I am partially vetoing the provision requiring notice of the referral prohibition during the open enrollment period because it will unnecessarily increase plan costs. Managed care plans are already required to identify referral policies when they issue coverage to a person.
WORKFORCE DEVELOPMENT
33. W-2 Agency Profits – County Community Reinvestment
Sections 1330r and 1278g [as it relates to s. 49.175 (1) (d)]
These sections require the Department of Workforce Development (DWD) to distribute an amount equal to 4% of W-2 agencies’ contract amounts directly to county governments for purposes of community reinvestment. They also require DWD to establish by rule criteria for the use of community reinvestment funds.

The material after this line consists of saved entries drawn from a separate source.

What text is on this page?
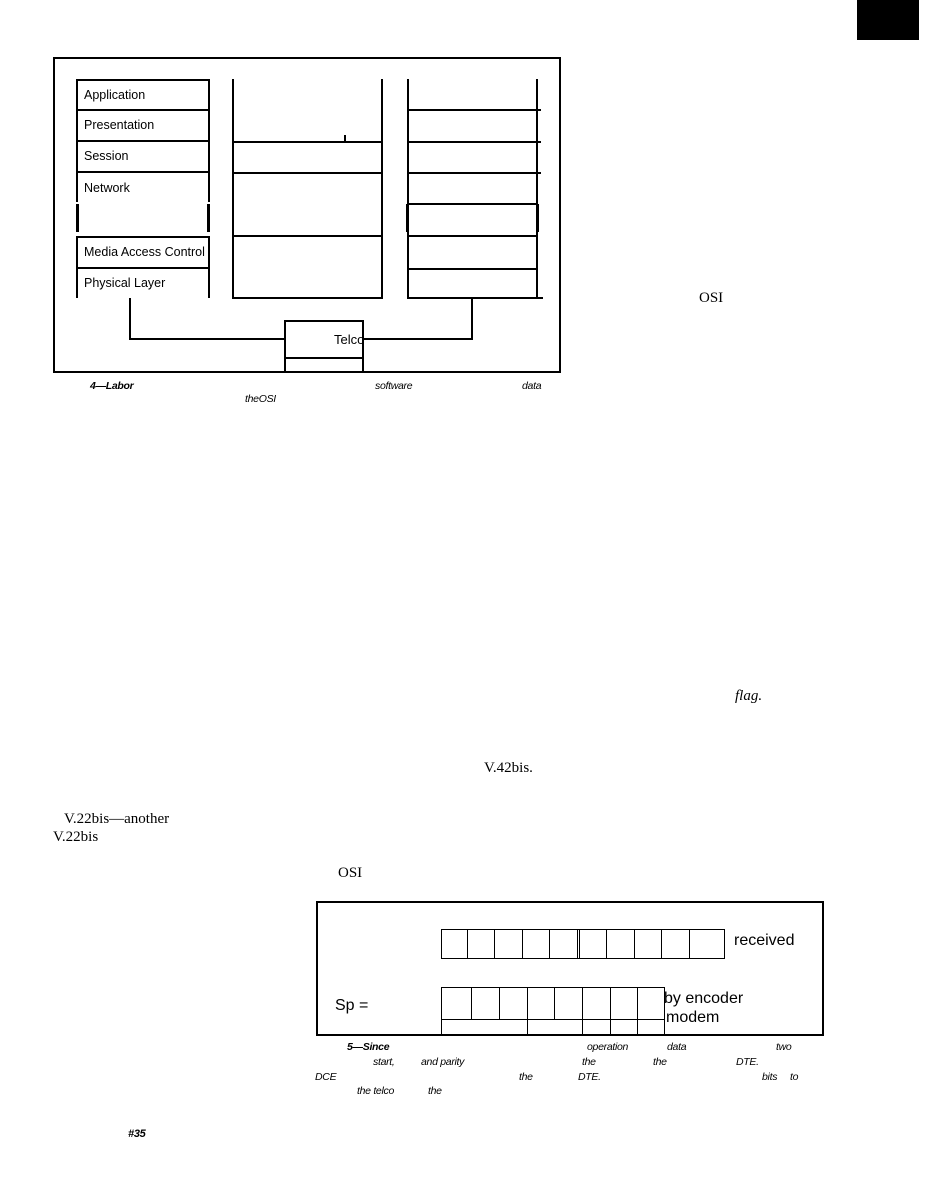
Application
Presentation
Session
Network
Media Access Control
Physical Layer
Telco
4—Labor	software	data
theOSI
OSI
flag.
V.42bis.
V.22bis—another
V.22bis
OSI
received
Sp =	by encoder
modem
5—Since	operation	data	two
start,	and parity	the	the	DTE.
DCE	the	DTE.	bits to
the telco	the
#35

I object to the treatment of community reinvestment funds in this section. My budget proposal made community reinvestment funds available to W-2 agencies as a bonus for agency performance. These provisions create a guaranteed distribution of community reinvestment funds to counties, not W-2 agencies, regardless of performance. While many county governments administer the W-2 program, under this provision those nonprofit and private organizations administering W-2 would not have access to community reinvestment dollars. Moreover, the proposal agreed to by the Conference Committee allocated an amount equal to 3% of contract amounts for community reinvestment, and allocations under s. 49.175 (1) (d) were calculated using the 3% community reinvestment proposal. Section 1330r, however, states that amounts for community reinvestment would equal 4% of the contract total, not 3%.
Finally, use of reinvestment funds has not been detailed in the statutes because I wanted each agency to have the flexibility to use the funds to benefit its own particular community. DWD already issues guidance for use of community reinvestment bonuses, and I feel requiring DWD to create administrative rules is unnecessary.